In what follows, we present a summary table  and maps displaying the land history of each of these settlements. It is important to note that we received all of the information presented in these maps from the Israeli army’s Civil Administration under the Freedom of Information Law, and therefore, it should be viewed as official information:
In contrast to the manner in which the spokespeople of the settlement movement seek to present matters, less than one-fifth of the de facto territory of all of the settlements in the area that is today called “Gush Etzion” is land that was purchased by Jews prior to 1948. The settlements in this area were established over the years, mainly through a combination of institutionalized and pirate land theft, just like in other places in the West Bank, and including: seizures for military purposes, declarations of state land and takeovers of private Palestinian lands whose owners are denied access to them.
 Included in this calculation is also the area of the Dheisha Refugee Camp, most of which was established on approximately 300 dunam purchased by Jews prior to 1948 and registered as absentee land during the period of Jordanian rule. This area is today located within Area A, which includes Bethlehem and nearby towns and villages.
 Efrat and Beitar Illit are the larger settlements, and therefore, they are independent municipal entities and not part of the Gush Etzion Local Council. However, since they are in this area, we have included them in the present appendix.

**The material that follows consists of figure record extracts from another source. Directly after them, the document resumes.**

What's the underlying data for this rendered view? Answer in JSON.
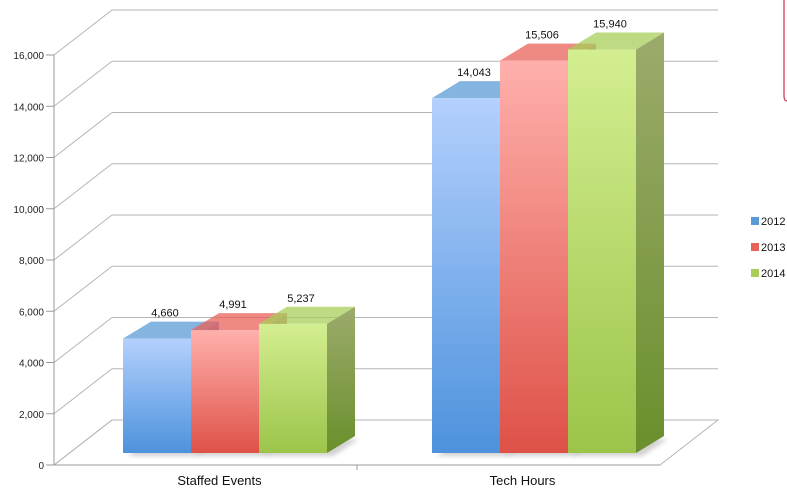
{
  "chart_data": {
    "type": "bar",
    "title": "",
    "xlabel": "",
    "ylabel": "",
    "categories": [
      "Staffed Events",
      "Tech Hours"
    ],
    "series": [
      {
        "name": "2012",
        "values": [
          4660,
          14043
        ],
        "color": "#5b9bd5",
        "labels": [
          "4,660",
          "14,043"
        ]
      },
      {
        "name": "2013",
        "values": [
          4991,
          15506
        ],
        "color": "#e8625a",
        "labels": [
          "4,991",
          "15,506"
        ]
      },
      {
        "name": "2014",
        "values": [
          5237,
          15940
        ],
        "color": "#a8cd5a",
        "labels": [
          "5,237",
          "15,940"
        ]
      }
    ],
    "ylim": [
      0,
      16000
    ],
    "yticks": [
      0,
      2000,
      4000,
      6000,
      8000,
      10000,
      12000,
      14000,
      16000
    ],
    "ytick_labels": [
      "0",
      "2,000",
      "4,000",
      "6,000",
      "8,000",
      "10,000",
      "12,000",
      "14,000",
      "16,000"
    ],
    "grid": true,
    "style": "3d-clustered",
    "legend": "right"
  }
}
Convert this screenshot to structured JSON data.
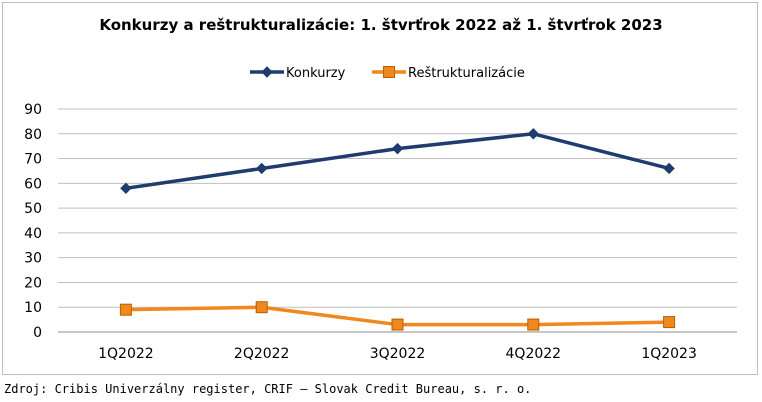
{
  "chart_data": {
    "type": "line",
    "title": "Konkurzy a reštrukturalizácie: 1. štvrťrok 2022 až 1. štvrťrok 2023",
    "categories": [
      "1Q2022",
      "2Q2022",
      "3Q2022",
      "4Q2022",
      "1Q2023"
    ],
    "series": [
      {
        "name": "Konkurzy",
        "values": [
          58,
          66,
          74,
          80,
          66
        ],
        "color": "#1f3c6e",
        "marker": "diamond"
      },
      {
        "name": "Reštrukturalizácie",
        "values": [
          9,
          10,
          3,
          3,
          4
        ],
        "color": "#f0881f",
        "marker": "square"
      }
    ],
    "ylim": [
      0,
      90
    ],
    "yticks": [
      "0",
      "10",
      "20",
      "30",
      "40",
      "50",
      "60",
      "70",
      "80",
      "90"
    ],
    "grid": true,
    "legend": "top-center"
  },
  "source": "Zdroj: Cribis Univerzálny register, CRIF – Slovak Credit Bureau, s. r. o."
}
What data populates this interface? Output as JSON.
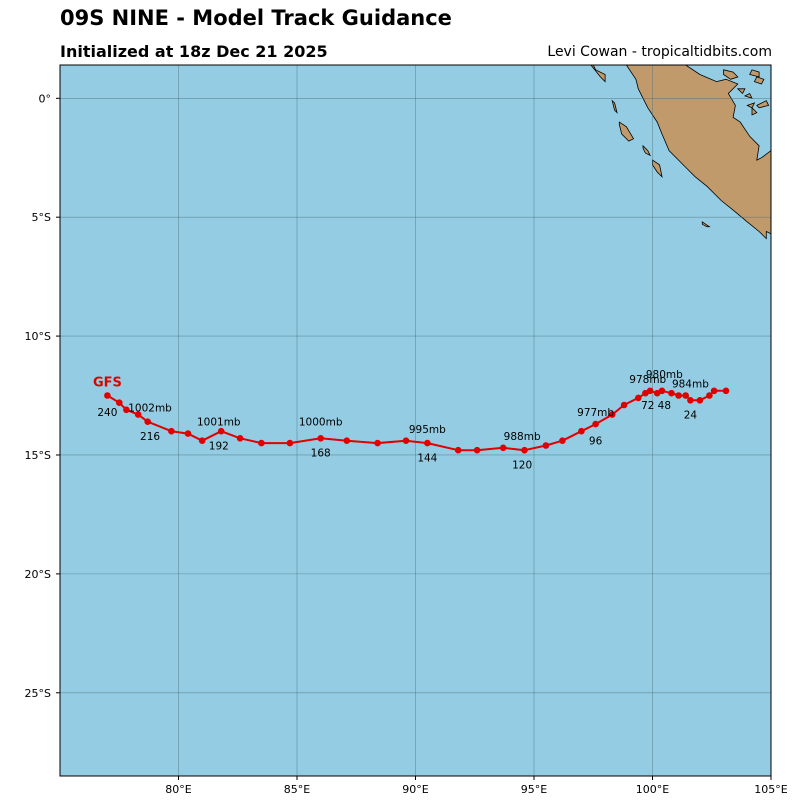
{
  "header": {
    "title": "09S NINE - Model Track Guidance",
    "subtitle": "Initialized at 18z Dec 21 2025",
    "credit": "Levi Cowan - tropicaltidbits.com"
  },
  "map": {
    "lon_range": [
      75,
      105
    ],
    "lat_range": [
      -28.5,
      1.4
    ],
    "ocean_color": "#94cde3",
    "land_color": "#c19a6b",
    "grid_color": "#4a6e7a",
    "lon_ticks": [
      {
        "value": 80,
        "label": "80°E"
      },
      {
        "value": 85,
        "label": "85°E"
      },
      {
        "value": 90,
        "label": "90°E"
      },
      {
        "value": 95,
        "label": "95°E"
      },
      {
        "value": 100,
        "label": "100°E"
      },
      {
        "value": 105,
        "label": "105°E"
      }
    ],
    "lat_ticks": [
      {
        "value": 0,
        "label": "0°"
      },
      {
        "value": -5,
        "label": "5°S"
      },
      {
        "value": -10,
        "label": "10°S"
      },
      {
        "value": -15,
        "label": "15°S"
      },
      {
        "value": -20,
        "label": "20°S"
      },
      {
        "value": -25,
        "label": "25°S"
      }
    ]
  },
  "track": {
    "model": "GFS",
    "color": "#e00000",
    "points": [
      [
        103.1,
        -12.3
      ],
      [
        102.6,
        -12.3
      ],
      [
        102.4,
        -12.5
      ],
      [
        102.0,
        -12.7
      ],
      [
        101.6,
        -12.7
      ],
      [
        101.4,
        -12.5
      ],
      [
        101.1,
        -12.5
      ],
      [
        100.8,
        -12.4
      ],
      [
        100.4,
        -12.3
      ],
      [
        100.2,
        -12.4
      ],
      [
        99.9,
        -12.3
      ],
      [
        99.7,
        -12.4
      ],
      [
        99.4,
        -12.6
      ],
      [
        98.8,
        -12.9
      ],
      [
        98.3,
        -13.3
      ],
      [
        97.6,
        -13.7
      ],
      [
        97.0,
        -14.0
      ],
      [
        96.2,
        -14.4
      ],
      [
        95.5,
        -14.6
      ],
      [
        94.6,
        -14.8
      ],
      [
        93.7,
        -14.7
      ],
      [
        92.6,
        -14.8
      ],
      [
        91.8,
        -14.8
      ],
      [
        90.5,
        -14.5
      ],
      [
        89.6,
        -14.4
      ],
      [
        88.4,
        -14.5
      ],
      [
        87.1,
        -14.4
      ],
      [
        86.0,
        -14.3
      ],
      [
        84.7,
        -14.5
      ],
      [
        83.5,
        -14.5
      ],
      [
        82.6,
        -14.3
      ],
      [
        81.8,
        -14.0
      ],
      [
        81.0,
        -14.4
      ],
      [
        80.4,
        -14.1
      ],
      [
        79.7,
        -14.0
      ],
      [
        78.7,
        -13.6
      ],
      [
        78.3,
        -13.3
      ],
      [
        77.8,
        -13.1
      ],
      [
        77.5,
        -12.8
      ],
      [
        77.0,
        -12.5
      ]
    ],
    "model_label": {
      "lon": 77.0,
      "lat": -11.9
    },
    "hour_labels": [
      {
        "text": "24",
        "lon": 101.6,
        "lat": -13.3
      },
      {
        "text": "48",
        "lon": 100.5,
        "lat": -12.9
      },
      {
        "text": "72",
        "lon": 99.8,
        "lat": -12.9
      },
      {
        "text": "96",
        "lon": 97.6,
        "lat": -14.4
      },
      {
        "text": "120",
        "lon": 94.5,
        "lat": -15.4
      },
      {
        "text": "144",
        "lon": 90.5,
        "lat": -15.1
      },
      {
        "text": "168",
        "lon": 86.0,
        "lat": -14.9
      },
      {
        "text": "192",
        "lon": 81.7,
        "lat": -14.6
      },
      {
        "text": "216",
        "lon": 78.8,
        "lat": -14.2
      },
      {
        "text": "240",
        "lon": 77.0,
        "lat": -13.2
      }
    ],
    "pressure_labels": [
      {
        "text": "984mb",
        "lon": 101.6,
        "lat": -12.0
      },
      {
        "text": "980mb",
        "lon": 100.5,
        "lat": -11.6
      },
      {
        "text": "978mb",
        "lon": 99.8,
        "lat": -11.8
      },
      {
        "text": "977mb",
        "lon": 97.6,
        "lat": -13.2
      },
      {
        "text": "988mb",
        "lon": 94.5,
        "lat": -14.2
      },
      {
        "text": "995mb",
        "lon": 90.5,
        "lat": -13.9
      },
      {
        "text": "1000mb",
        "lon": 86.0,
        "lat": -13.6
      },
      {
        "text": "1001mb",
        "lon": 81.7,
        "lat": -13.6
      },
      {
        "text": "1002mb",
        "lon": 78.8,
        "lat": -13.0
      }
    ]
  },
  "land_polygons": [
    [
      [
        98.9,
        1.4
      ],
      [
        99.3,
        0.8
      ],
      [
        99.4,
        0.4
      ],
      [
        99.8,
        -0.4
      ],
      [
        100.2,
        -1.0
      ],
      [
        100.4,
        -1.5
      ],
      [
        100.7,
        -2.2
      ],
      [
        101.2,
        -2.7
      ],
      [
        101.5,
        -3.0
      ],
      [
        101.8,
        -3.3
      ],
      [
        102.3,
        -3.7
      ],
      [
        102.9,
        -4.3
      ],
      [
        103.4,
        -4.7
      ],
      [
        104.0,
        -5.2
      ],
      [
        104.5,
        -5.6
      ],
      [
        104.8,
        -5.9
      ],
      [
        104.8,
        -5.6
      ],
      [
        105.0,
        -5.7
      ],
      [
        105.0,
        -2.2
      ],
      [
        104.6,
        -2.5
      ],
      [
        104.4,
        -2.6
      ],
      [
        104.5,
        -2.0
      ],
      [
        104.1,
        -1.6
      ],
      [
        103.7,
        -1.0
      ],
      [
        103.4,
        -0.8
      ],
      [
        103.5,
        -0.3
      ],
      [
        103.2,
        0.2
      ],
      [
        103.6,
        0.6
      ],
      [
        103.1,
        0.8
      ],
      [
        102.7,
        0.7
      ],
      [
        102.0,
        1.0
      ],
      [
        101.4,
        1.4
      ]
    ],
    [
      [
        97.4,
        1.4
      ],
      [
        97.8,
        0.9
      ],
      [
        98.0,
        0.7
      ],
      [
        98.0,
        1.0
      ],
      [
        97.6,
        1.2
      ],
      [
        97.5,
        1.4
      ]
    ],
    [
      [
        98.3,
        -0.1
      ],
      [
        98.4,
        -0.5
      ],
      [
        98.5,
        -0.6
      ],
      [
        98.4,
        -0.2
      ]
    ],
    [
      [
        98.6,
        -1.0
      ],
      [
        98.9,
        -1.2
      ],
      [
        99.2,
        -1.7
      ],
      [
        99.0,
        -1.8
      ],
      [
        98.7,
        -1.5
      ],
      [
        98.6,
        -1.1
      ]
    ],
    [
      [
        99.6,
        -2.0
      ],
      [
        99.8,
        -2.2
      ],
      [
        99.9,
        -2.4
      ],
      [
        99.7,
        -2.3
      ],
      [
        99.6,
        -2.1
      ]
    ],
    [
      [
        100.0,
        -2.6
      ],
      [
        100.3,
        -2.8
      ],
      [
        100.4,
        -3.3
      ],
      [
        100.2,
        -3.1
      ],
      [
        100.0,
        -2.8
      ]
    ],
    [
      [
        102.1,
        -5.2
      ],
      [
        102.4,
        -5.4
      ],
      [
        102.3,
        -5.4
      ],
      [
        102.1,
        -5.3
      ]
    ],
    [
      [
        103.0,
        1.2
      ],
      [
        103.4,
        1.1
      ],
      [
        103.6,
        0.9
      ],
      [
        103.3,
        0.8
      ],
      [
        103.0,
        1.0
      ]
    ],
    [
      [
        104.1,
        1.0
      ],
      [
        104.5,
        0.9
      ],
      [
        104.5,
        1.1
      ],
      [
        104.2,
        1.2
      ]
    ],
    [
      [
        103.9,
        0.1
      ],
      [
        104.2,
        0.0
      ],
      [
        104.1,
        0.2
      ]
    ],
    [
      [
        104.0,
        -0.3
      ],
      [
        104.3,
        -0.2
      ],
      [
        104.2,
        -0.4
      ]
    ],
    [
      [
        104.4,
        -0.3
      ],
      [
        104.8,
        -0.1
      ],
      [
        104.9,
        -0.3
      ],
      [
        104.5,
        -0.4
      ]
    ],
    [
      [
        104.2,
        -0.4
      ],
      [
        104.4,
        -0.6
      ],
      [
        104.2,
        -0.7
      ]
    ],
    [
      [
        104.3,
        0.7
      ],
      [
        104.6,
        0.6
      ],
      [
        104.7,
        0.8
      ],
      [
        104.4,
        0.9
      ]
    ],
    [
      [
        103.6,
        0.4
      ],
      [
        103.8,
        0.2
      ],
      [
        103.9,
        0.4
      ]
    ]
  ]
}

 In this table we did not take into account seizure orders in the settlements of Alon Shvut, Kfar Etzion, Rosh Tzurim and Efrat, which were established based on seizure orders that overlapped with Jewish land purchased before 1948 or lands later declared as state land. Mapping of the actual area of the settlements was carried out based on the distribution of construction, the route of the fence and the service roads of all of the settlements. According to the IDF’s Spiegel Database, the subsidiary of the JNF – ‘Himanuta’, claims that the land of Giv’at Ha-Hish was purchased. If the claim is true, the purchase in question is in any case relatively recent and unrelated to the land purchased prior to 1948.